Pfaller M A, Boyken L, Hollis R J, Messer S A, Tendolkar S, Diekema D J
Medical Microbiology Division, C606 GH, Department of Pathology, University of Iowa College of Medicine, Iowa City, IA 52242, USA.
J Clin Microbiol. 2006 Oct;44(10):3533-8. doi: 10.1128/JCM.00872-06.
Micafungin is an echinocandin antifungal agent that has recently been approved for the prevention of invasive fungal infection and the treatment of esophageal candidiasis. Prospective sentinel surveillance for the emergence of in vitro resistance to micafungin among invasive Candida sp. isolates is indicated. We determined the in vitro activity of micafungin against 2,656 invasive (bloodstream or sterile site) unique patient isolates of Candida spp. collected from 60 medical centers worldwide in 2004 and 2005. We performed antifungal susceptibility testing according to the Clinical and Laboratory Standards Institute (CLSI) M27-A2 method and used a 24-hour prominent inhibition endpoint for determination of the MIC. Caspofungin was tested in parallel against all isolates. Of 2,656 invasive Candida sp. isolates, species distribution was 55.6% Candida albicans, 14.4% Candida parapsilosis, 13.4% Candida glabrata, 10.1% Candida tropicalis, 2.4% Candida krusei, 1.7% Candida guilliermondii, 0.9% Candida lusitaniae, 0.6% Candida kefyr, and 0.9% other Candida species. Overall, micafungin was very active against Candida (MIC50/MIC at which 90% of the isolates tested are inhibited [MIC90], 0.015/1 microg/ml; 96% inhibited at a MIC of < or =1 microg/ml, 100% inhibited at a MIC of < or =2 microg/ml) and comparable to caspofungin (MIC50/MIC90, 0.03/0.25 mug/ml; 99% inhibited at a MIC of < or =2 microg/ml). Results by species, expressed as MIC50/MIC90 (micrograms per milliliter), were as follows: C. albicans, 0.015/0.03; C. glabrata, 0.015/0.015; C. tropicalis, 0.03/0.06; C. krusei, 0.06/0.12; C. kefyr, 0.06/0.06; C. parapsilosis, 1/2; C. guilliermondii, 0.5/1; C. lusitaniae, 0.12/0.25; other Candida spp., 0.25/1. Although the species distribution varied considerably among the different geographic regions, there was no difference in micafungin activity across the regions. Micafungin has excellent in vitro activity against invasive clinical isolates of Candida from centers worldwide.
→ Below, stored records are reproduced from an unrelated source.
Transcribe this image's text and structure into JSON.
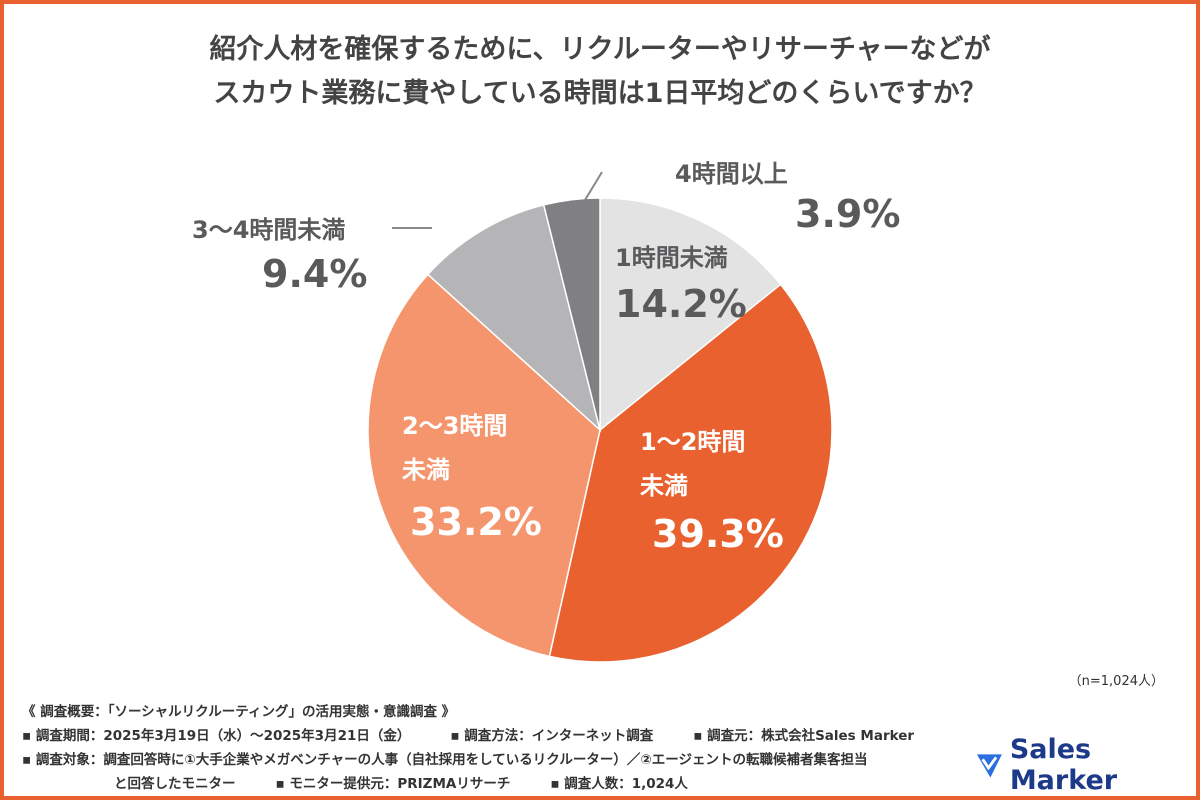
{
  "title_lines": [
    "紹介人材を確保するために、リクルーターやリサーチャーなどが",
    "スカウト業務に費やしている時間は1日平均どのくらいですか？"
  ],
  "chart_data": {
    "type": "pie",
    "title": "紹介人材を確保するために、リクルーターやリサーチャーなどがスカウト業務に費やしている時間は1日平均どのくらいですか？",
    "start": "top",
    "direction": "clockwise",
    "slices": [
      {
        "label": "1時間未満",
        "value": 14.2,
        "display": "14.2%",
        "color": "#e4e3e4"
      },
      {
        "label": "1〜2時間未満",
        "value": 39.3,
        "display": "39.3%",
        "color": "#e8612f"
      },
      {
        "label": "2〜3時間未満",
        "value": 33.2,
        "display": "33.2%",
        "color": "#f4956d"
      },
      {
        "label": "3〜4時間未満",
        "value": 9.4,
        "display": "9.4%",
        "color": "#b5b4b6"
      },
      {
        "label": "4時間以上",
        "value": 3.9,
        "display": "3.9%",
        "color": "#807f81"
      }
    ],
    "label_lines": {
      "s1": [
        "1〜2時間",
        "未満"
      ],
      "s2": [
        "2〜3時間",
        "未満"
      ]
    }
  },
  "sample_note": "（n=1,024人）",
  "footer": {
    "heading": "《 調査概要：「ソーシャルリクルーティング」の活用実態・意識調査 》",
    "period": "▪ 調査期間：2025年3月19日（水）〜2025年3月21日（金）",
    "method": "▪ 調査方法：インターネット調査",
    "source": "▪ 調査元：株式会社Sales Marker",
    "target": "▪ 調査対象：調査回答時に①大手企業やメガベンチャーの人事（自社採用をしているリクルーター）／②エージェントの転職候補者集客担当",
    "target2": "と回答したモニター",
    "provider": "▪ モニター提供元：PRIZMAリサーチ",
    "count": "▪ 調査人数：1,024人"
  },
  "logo": {
    "text": "Sales Marker",
    "color": "#1d3a8a"
  }
}
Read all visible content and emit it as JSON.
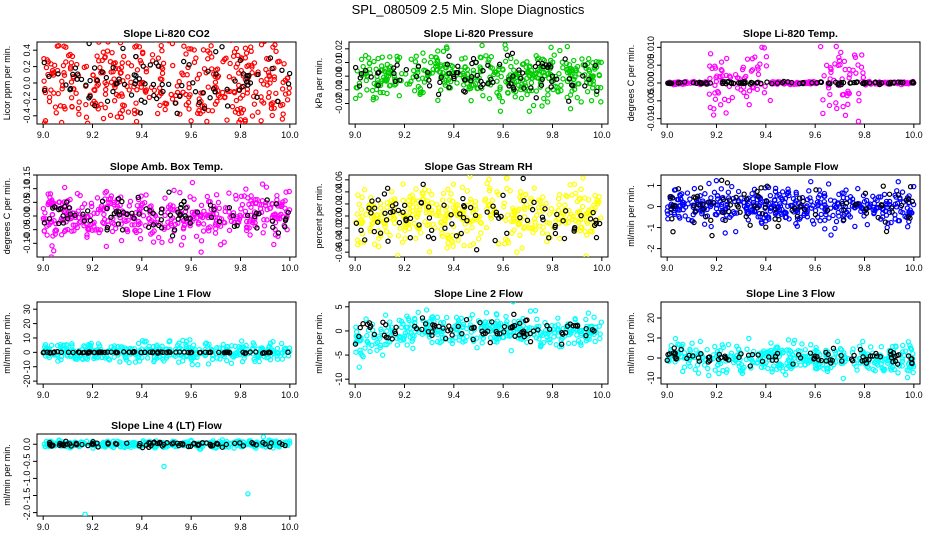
{
  "title": "SPL_080509  2.5 Min. Slope Diagnostics",
  "colors": {
    "red": "#ff0000",
    "green": "#00cc00",
    "magenta": "#ff00ff",
    "yellow": "#ffff00",
    "blue": "#0000ff",
    "cyan": "#00ffff",
    "black": "#000000"
  },
  "chart_data": [
    {
      "type": "scatter",
      "title": "Slope Li-820 CO2",
      "ylabel": "Licor ppm per min.",
      "xlim": [
        9.0,
        10.0
      ],
      "ylim": [
        -0.5,
        0.5
      ],
      "x_ticks": [
        "9.0",
        "9.2",
        "9.4",
        "9.6",
        "9.8",
        "10.0"
      ],
      "y_ticks": [
        -0.4,
        -0.2,
        0.0,
        0.2,
        0.4
      ],
      "y_tick_labels": [
        "-0.4",
        "-0.2",
        "0.0",
        "0.2",
        "0.4"
      ],
      "series": [
        {
          "color": "red",
          "n": 420,
          "x_range": [
            9.0,
            10.0
          ],
          "spread": 0.3
        },
        {
          "color": "black",
          "n": 90,
          "x_range": [
            9.0,
            10.0
          ],
          "spread": 0.2
        }
      ]
    },
    {
      "type": "scatter",
      "title": "Slope Li-820 Pressure",
      "ylabel": "kPa per min.",
      "xlim": [
        9.0,
        10.0
      ],
      "ylim": [
        -0.035,
        0.025
      ],
      "x_ticks": [
        "9.0",
        "9.2",
        "9.4",
        "9.6",
        "9.8",
        "10.0"
      ],
      "y_ticks": [
        -0.02,
        -0.01,
        0.0,
        0.01,
        0.02
      ],
      "y_tick_labels": [
        "-0.02",
        "-0.01",
        "0.00",
        "0.01",
        "0.02"
      ],
      "series": [
        {
          "color": "green",
          "n": 420,
          "x_range": [
            9.0,
            10.0
          ],
          "spread": 0.009
        },
        {
          "color": "black",
          "n": 90,
          "x_range": [
            9.0,
            10.0
          ],
          "spread": 0.007
        }
      ]
    },
    {
      "type": "scatter",
      "title": "Slope Li-820 Temp.",
      "ylabel": "degrees C per min.",
      "xlim": [
        9.0,
        10.0
      ],
      "ylim": [
        -0.0115,
        0.0115
      ],
      "x_ticks": [
        "9.0",
        "9.2",
        "9.4",
        "9.6",
        "9.8",
        "10.0"
      ],
      "y_ticks": [
        -0.01,
        -0.005,
        0.0,
        0.005,
        0.01
      ],
      "y_tick_labels": [
        "-0.010",
        "-0.005",
        "0.000",
        "0.005",
        "0.010"
      ],
      "series": [
        {
          "color": "magenta",
          "n": 300,
          "x_range": [
            9.0,
            10.0
          ],
          "spread": 0.0002,
          "bursts": [
            [
              9.17,
              9.42,
              0.0045
            ],
            [
              9.62,
              9.8,
              0.0045
            ]
          ]
        },
        {
          "color": "black",
          "n": 90,
          "x_range": [
            9.0,
            10.0
          ],
          "spread": 0.0002
        }
      ]
    },
    {
      "type": "scatter",
      "title": "Slope Amb. Box Temp.",
      "ylabel": "degrees C per min.",
      "xlim": [
        9.0,
        10.0
      ],
      "ylim": [
        -0.15,
        0.15
      ],
      "x_ticks": [
        "9.0",
        "9.2",
        "9.4",
        "9.6",
        "9.8",
        "10.0"
      ],
      "y_ticks": [
        -0.1,
        -0.05,
        0.0,
        0.05,
        0.1,
        0.15
      ],
      "y_tick_labels": [
        "-0.10",
        "-0.05",
        "0.00",
        "0.05",
        "0.10",
        "0.15"
      ],
      "series": [
        {
          "color": "magenta",
          "n": 420,
          "x_range": [
            9.0,
            10.0
          ],
          "spread": 0.045
        },
        {
          "color": "black",
          "n": 90,
          "x_range": [
            9.0,
            10.0
          ],
          "spread": 0.035
        }
      ]
    },
    {
      "type": "scatter",
      "title": "Slope Gas Stream RH",
      "ylabel": "percent per min.",
      "xlim": [
        9.0,
        10.0
      ],
      "ylim": [
        -0.068,
        0.068
      ],
      "x_ticks": [
        "9.0",
        "9.2",
        "9.4",
        "9.6",
        "9.8",
        "10.0"
      ],
      "y_ticks": [
        -0.06,
        -0.04,
        -0.02,
        0.0,
        0.02,
        0.04,
        0.06
      ],
      "y_tick_labels": [
        "-0.06",
        "-0.04",
        "-0.02",
        "0.00",
        "0.02",
        "0.04",
        "0.06"
      ],
      "series": [
        {
          "color": "yellow",
          "n": 420,
          "x_range": [
            9.0,
            10.0
          ],
          "spread": 0.025
        },
        {
          "color": "black",
          "n": 90,
          "x_range": [
            9.0,
            10.0
          ],
          "spread": 0.022
        }
      ]
    },
    {
      "type": "scatter",
      "title": "Slope Sample Flow",
      "ylabel": "ml/min per min.",
      "xlim": [
        9.0,
        10.0
      ],
      "ylim": [
        -2.4,
        1.5
      ],
      "x_ticks": [
        "9.0",
        "9.2",
        "9.4",
        "9.6",
        "9.8",
        "10.0"
      ],
      "y_ticks": [
        -2,
        -1,
        0,
        1
      ],
      "y_tick_labels": [
        "-2",
        "-1",
        "0",
        "1"
      ],
      "series": [
        {
          "color": "blue",
          "n": 420,
          "x_range": [
            9.0,
            10.0
          ],
          "spread": 0.45
        },
        {
          "color": "black",
          "n": 90,
          "x_range": [
            9.0,
            10.0
          ],
          "spread": 0.55
        }
      ]
    },
    {
      "type": "scatter",
      "title": "Slope Line 1 Flow",
      "ylabel": "ml/min per min.",
      "xlim": [
        9.0,
        10.0
      ],
      "ylim": [
        -22,
        35
      ],
      "x_ticks": [
        "9.0",
        "9.2",
        "9.4",
        "9.6",
        "9.8",
        "10.0"
      ],
      "y_ticks": [
        -20,
        -10,
        0,
        10,
        20,
        30
      ],
      "y_tick_labels": [
        "-20",
        "-10",
        "0",
        "10",
        "20",
        "30"
      ],
      "series": [
        {
          "color": "cyan",
          "n": 380,
          "x_range": [
            9.0,
            10.0
          ],
          "spread": 3.5
        },
        {
          "color": "black",
          "n": 90,
          "x_range": [
            9.0,
            10.0
          ],
          "spread": 0.2
        }
      ]
    },
    {
      "type": "scatter",
      "title": "Slope Line 2 Flow",
      "ylabel": "ml/min per min.",
      "xlim": [
        9.0,
        10.0
      ],
      "ylim": [
        -11,
        6
      ],
      "x_ticks": [
        "9.0",
        "9.2",
        "9.4",
        "9.6",
        "9.8",
        "10.0"
      ],
      "y_ticks": [
        -10,
        -5,
        0,
        5
      ],
      "y_tick_labels": [
        "-10",
        "-5",
        "0",
        "5"
      ],
      "series": [
        {
          "color": "cyan",
          "n": 380,
          "x_range": [
            9.0,
            10.0
          ],
          "spread": 1.6,
          "ramp": [
            9.0,
            9.2,
            -6
          ]
        },
        {
          "color": "black",
          "n": 90,
          "x_range": [
            9.0,
            10.0
          ],
          "spread": 1.2
        }
      ]
    },
    {
      "type": "scatter",
      "title": "Slope Line 3 Flow",
      "ylabel": "ml/min per min.",
      "xlim": [
        9.0,
        10.0
      ],
      "ylim": [
        -13,
        28
      ],
      "x_ticks": [
        "9.0",
        "9.2",
        "9.4",
        "9.6",
        "9.8",
        "10.0"
      ],
      "y_ticks": [
        -10,
        0,
        10,
        20
      ],
      "y_tick_labels": [
        "-10",
        "0",
        "10",
        "20"
      ],
      "series": [
        {
          "color": "cyan",
          "n": 380,
          "x_range": [
            9.0,
            10.0
          ],
          "spread": 3.5
        },
        {
          "color": "black",
          "n": 90,
          "x_range": [
            9.0,
            10.0
          ],
          "spread": 2.0
        }
      ]
    },
    {
      "type": "scatter",
      "title": "Slope Line 4 (LT) Flow",
      "ylabel": "ml/min per min.",
      "xlim": [
        9.0,
        10.0
      ],
      "ylim": [
        -2.1,
        0.3
      ],
      "x_ticks": [
        "9.0",
        "9.2",
        "9.4",
        "9.6",
        "9.8",
        "10.0"
      ],
      "y_ticks": [
        -2.0,
        -1.5,
        -1.0,
        -0.5,
        0.0
      ],
      "y_tick_labels": [
        "-2.0",
        "-1.5",
        "-1.0",
        "-0.5",
        "0.0"
      ],
      "series": [
        {
          "color": "cyan",
          "n": 380,
          "x_range": [
            9.0,
            10.0
          ],
          "spread": 0.05
        },
        {
          "color": "black",
          "n": 90,
          "x_range": [
            9.0,
            10.0
          ],
          "spread": 0.04
        }
      ],
      "outliers": [
        [
          9.17,
          -2.05
        ],
        [
          9.49,
          -0.65
        ],
        [
          9.83,
          -1.45
        ]
      ]
    }
  ]
}
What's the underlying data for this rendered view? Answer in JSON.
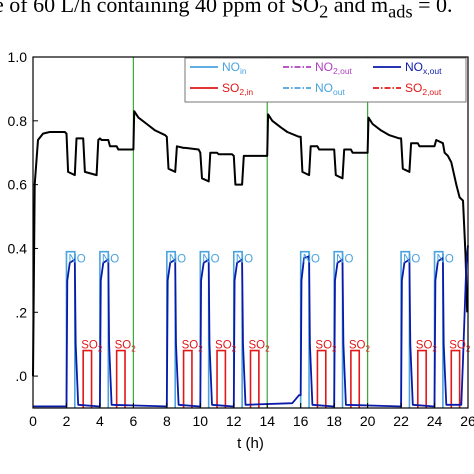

米卡芬净是一种棘白菌素类抗真菌药物,最近已被批准用于预防侵袭性真菌感染和治疗食管念珠菌病。对侵袭性念珠菌属分离株中米卡芬净体外耐药性的出现进行前瞻性定点监测是有必要的。我们测定了米卡芬净对2004年和2005年从全球60个医疗中心收集的2656株侵袭性(血流或无菌部位)念珠菌属独特患者分离株的体外活性。我们按照临床和实验室标准协会(CLSI)M27 - A2方法进行抗真菌药敏试验,并使用24小时显著抑制终点来测定最低抑菌浓度(MIC)。对所有分离株同时进行了卡泊芬净的检测。在2656株侵袭性念珠菌属分离株中,菌种分布为:白色念珠菌55.6%、近平滑念珠菌14.4%、光滑念珠菌13.4%、热带念珠菌10.1%、克柔念珠菌2.4%、季也蒙念珠菌1.7%、葡萄牙念珠菌0.9%、解脂念珠菌0.6%,以及其他念珠菌属0.9%。总体而言,米卡芬净对念珠菌具有很强的活性(50%抑菌浓度/90%抑菌浓度[MIC90],0.015/1微克/毫升;在MIC≤1微克/毫升时,96%的分离株被抑制,在MIC≤2微克/毫升时,100%的分离株被抑制),且与卡泊芬净相当(MIC50/MIC90,0.03/0.25微克/毫升;在MIC≤2微克/毫升时,99%的分离株被抑制)。按菌种分类的结果,以MIC50/MIC90(微克/毫升)表示如下:白色念珠菌,0.015/0.03;光滑念珠菌,0.015/0.015;热带念珠菌,0.03/0.06;克柔念珠菌,0.06/0.